Once you have covered your ABCs, you must determine the burn severity using the rule of nines as discussed earlier. This will allow you to determine your transport decision and what level of care your patient should receive, such as a burn center, trauma center or your local hospital. According to the American Burn Association, patients should be taken to a burn center if they meet any of the following criteria:
- Partial-thickness burn of more than 10% of the body surface area
- Burns that involve the face, hands, feet, genitalia, perineum, or major joints
- Full-thickness burns in any age group
- Electrical burns, including lighting
- Chemical burns
- Inhalation burns
Be sure to know where the burn centers are in your area and follow your burn protocols for transportation to one of these centers.
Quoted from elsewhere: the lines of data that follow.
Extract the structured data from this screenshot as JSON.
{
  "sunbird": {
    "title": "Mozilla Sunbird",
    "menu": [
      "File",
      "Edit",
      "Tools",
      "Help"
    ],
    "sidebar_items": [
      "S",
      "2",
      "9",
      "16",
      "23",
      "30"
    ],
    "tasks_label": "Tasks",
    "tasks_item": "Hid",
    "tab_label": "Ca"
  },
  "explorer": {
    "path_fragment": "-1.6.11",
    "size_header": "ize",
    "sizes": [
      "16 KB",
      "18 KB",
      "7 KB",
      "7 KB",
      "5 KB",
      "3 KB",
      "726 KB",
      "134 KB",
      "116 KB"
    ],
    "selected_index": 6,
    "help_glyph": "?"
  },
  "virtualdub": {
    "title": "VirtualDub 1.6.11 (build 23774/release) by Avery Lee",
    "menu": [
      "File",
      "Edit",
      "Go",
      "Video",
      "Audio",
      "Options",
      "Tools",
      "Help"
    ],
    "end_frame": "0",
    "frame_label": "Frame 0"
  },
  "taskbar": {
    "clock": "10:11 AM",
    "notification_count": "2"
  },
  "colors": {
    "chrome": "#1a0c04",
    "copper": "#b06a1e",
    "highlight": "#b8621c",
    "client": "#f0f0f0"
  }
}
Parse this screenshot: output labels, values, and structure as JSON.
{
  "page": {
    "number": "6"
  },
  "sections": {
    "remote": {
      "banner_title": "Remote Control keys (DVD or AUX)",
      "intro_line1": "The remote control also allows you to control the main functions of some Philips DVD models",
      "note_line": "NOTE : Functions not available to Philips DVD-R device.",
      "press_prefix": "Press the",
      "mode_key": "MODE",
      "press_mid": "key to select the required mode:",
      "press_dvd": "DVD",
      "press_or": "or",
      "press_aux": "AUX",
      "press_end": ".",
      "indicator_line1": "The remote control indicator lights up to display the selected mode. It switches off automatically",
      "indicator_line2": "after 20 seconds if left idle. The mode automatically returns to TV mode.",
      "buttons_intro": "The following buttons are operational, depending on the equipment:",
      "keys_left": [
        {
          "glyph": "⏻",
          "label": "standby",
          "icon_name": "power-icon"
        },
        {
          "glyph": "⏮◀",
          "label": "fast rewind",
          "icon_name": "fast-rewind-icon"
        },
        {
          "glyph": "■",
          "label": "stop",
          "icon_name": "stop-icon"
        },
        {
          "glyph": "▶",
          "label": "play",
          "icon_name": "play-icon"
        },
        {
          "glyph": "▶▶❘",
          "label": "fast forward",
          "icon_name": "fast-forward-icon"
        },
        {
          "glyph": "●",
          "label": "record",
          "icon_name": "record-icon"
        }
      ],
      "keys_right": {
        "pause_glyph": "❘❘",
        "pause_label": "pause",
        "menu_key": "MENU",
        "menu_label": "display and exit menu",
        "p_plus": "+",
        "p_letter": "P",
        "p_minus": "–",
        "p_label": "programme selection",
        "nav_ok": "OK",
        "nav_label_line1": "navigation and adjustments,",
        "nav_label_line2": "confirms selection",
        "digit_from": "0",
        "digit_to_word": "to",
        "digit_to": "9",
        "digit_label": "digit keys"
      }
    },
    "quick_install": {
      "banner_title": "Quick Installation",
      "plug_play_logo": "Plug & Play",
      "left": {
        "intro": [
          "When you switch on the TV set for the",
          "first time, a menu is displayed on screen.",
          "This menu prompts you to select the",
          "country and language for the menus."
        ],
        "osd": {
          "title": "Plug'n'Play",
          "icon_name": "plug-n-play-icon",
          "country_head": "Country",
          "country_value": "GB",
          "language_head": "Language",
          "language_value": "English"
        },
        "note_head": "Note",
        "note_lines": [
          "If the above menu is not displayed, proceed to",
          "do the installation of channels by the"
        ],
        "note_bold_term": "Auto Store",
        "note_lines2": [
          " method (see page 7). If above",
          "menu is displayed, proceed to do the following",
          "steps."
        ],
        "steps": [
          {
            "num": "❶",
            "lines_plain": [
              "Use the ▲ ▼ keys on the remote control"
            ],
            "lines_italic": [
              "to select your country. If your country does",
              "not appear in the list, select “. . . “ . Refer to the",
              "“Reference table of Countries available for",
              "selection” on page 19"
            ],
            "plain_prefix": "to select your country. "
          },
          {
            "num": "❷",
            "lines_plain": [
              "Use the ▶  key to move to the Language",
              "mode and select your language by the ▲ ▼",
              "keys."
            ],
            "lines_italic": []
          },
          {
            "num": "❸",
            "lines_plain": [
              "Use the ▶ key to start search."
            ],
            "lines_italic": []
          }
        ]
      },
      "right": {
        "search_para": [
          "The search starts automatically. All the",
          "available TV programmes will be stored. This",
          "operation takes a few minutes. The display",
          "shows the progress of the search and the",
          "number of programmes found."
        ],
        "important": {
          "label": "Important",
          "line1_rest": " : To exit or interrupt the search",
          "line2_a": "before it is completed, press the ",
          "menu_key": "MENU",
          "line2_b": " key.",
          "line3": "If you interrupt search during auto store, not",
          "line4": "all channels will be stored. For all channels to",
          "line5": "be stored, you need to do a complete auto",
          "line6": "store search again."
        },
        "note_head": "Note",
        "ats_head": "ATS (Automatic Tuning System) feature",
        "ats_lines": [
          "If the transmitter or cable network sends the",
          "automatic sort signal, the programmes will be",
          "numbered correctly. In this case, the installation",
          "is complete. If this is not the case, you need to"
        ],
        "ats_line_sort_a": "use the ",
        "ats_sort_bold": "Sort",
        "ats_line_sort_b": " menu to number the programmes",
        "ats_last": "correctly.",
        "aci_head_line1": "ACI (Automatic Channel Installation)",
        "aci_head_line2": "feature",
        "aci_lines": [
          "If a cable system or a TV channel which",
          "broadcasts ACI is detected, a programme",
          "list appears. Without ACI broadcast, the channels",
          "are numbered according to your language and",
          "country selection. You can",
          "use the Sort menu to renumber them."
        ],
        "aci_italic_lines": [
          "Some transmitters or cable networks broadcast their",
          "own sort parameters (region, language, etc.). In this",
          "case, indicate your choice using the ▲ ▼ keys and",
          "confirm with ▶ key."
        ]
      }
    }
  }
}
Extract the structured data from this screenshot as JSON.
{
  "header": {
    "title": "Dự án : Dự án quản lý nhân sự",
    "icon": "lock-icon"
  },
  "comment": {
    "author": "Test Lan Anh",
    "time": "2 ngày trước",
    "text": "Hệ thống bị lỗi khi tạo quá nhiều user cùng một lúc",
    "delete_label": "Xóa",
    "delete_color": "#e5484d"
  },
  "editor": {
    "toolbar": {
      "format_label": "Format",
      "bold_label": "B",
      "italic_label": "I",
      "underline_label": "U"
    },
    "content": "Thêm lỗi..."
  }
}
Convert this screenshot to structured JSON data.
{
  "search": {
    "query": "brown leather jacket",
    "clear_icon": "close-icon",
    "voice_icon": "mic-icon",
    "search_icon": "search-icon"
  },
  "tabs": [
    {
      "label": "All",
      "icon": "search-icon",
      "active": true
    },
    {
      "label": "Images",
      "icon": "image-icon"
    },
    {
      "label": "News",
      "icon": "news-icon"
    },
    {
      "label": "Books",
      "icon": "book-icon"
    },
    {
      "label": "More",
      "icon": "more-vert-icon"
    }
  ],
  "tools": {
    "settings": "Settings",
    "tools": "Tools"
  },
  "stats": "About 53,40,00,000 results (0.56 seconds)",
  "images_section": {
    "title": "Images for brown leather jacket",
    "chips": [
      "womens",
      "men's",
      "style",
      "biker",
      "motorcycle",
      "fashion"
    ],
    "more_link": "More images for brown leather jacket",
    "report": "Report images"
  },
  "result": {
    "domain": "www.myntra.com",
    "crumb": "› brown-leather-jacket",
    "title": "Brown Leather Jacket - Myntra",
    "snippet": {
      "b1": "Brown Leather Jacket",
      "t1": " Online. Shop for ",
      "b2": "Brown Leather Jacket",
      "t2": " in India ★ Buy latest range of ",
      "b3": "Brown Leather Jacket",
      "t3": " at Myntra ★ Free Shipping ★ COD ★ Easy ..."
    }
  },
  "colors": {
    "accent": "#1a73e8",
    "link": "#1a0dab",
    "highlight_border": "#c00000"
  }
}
Once you have determined the severity of the burn and where you will be transporting the patient, you will need to do a secondary assessment and obtain a history. Look for any other injuries that may have occurred in addition to the patient getting burned that might require rapid treatment. Do a thorough head-to-toe exam, checking the eyes for injury or burn and apply moist sterile pads if necessary. Check the neck, chest, and extremities for circumferential burns because they have the potential to cut circulation to parts of the body. Check pulses often and try to get a set of vitals.
Next, you will begin management of the burns. Assess the burns for swelling, color, pain or absence of pain, blisters, capillary refill, bleeding and overall appearance. For superficial and partial thickness burns, cool the burns using water or wet sterile dressing and then cover with a dry sterile dressing. Do not use creams or ointments and do not rupture any blisters. Elevate burned area if possible to reduce edema. For full-thickness burns, complete a pain assessment and administer pain medications if it is in your scope. Wrap the burns in a dry sterile dressing.
Be sure to reassess the patient's vitals every 5 minutes if they are critical and every 15 for lower priority.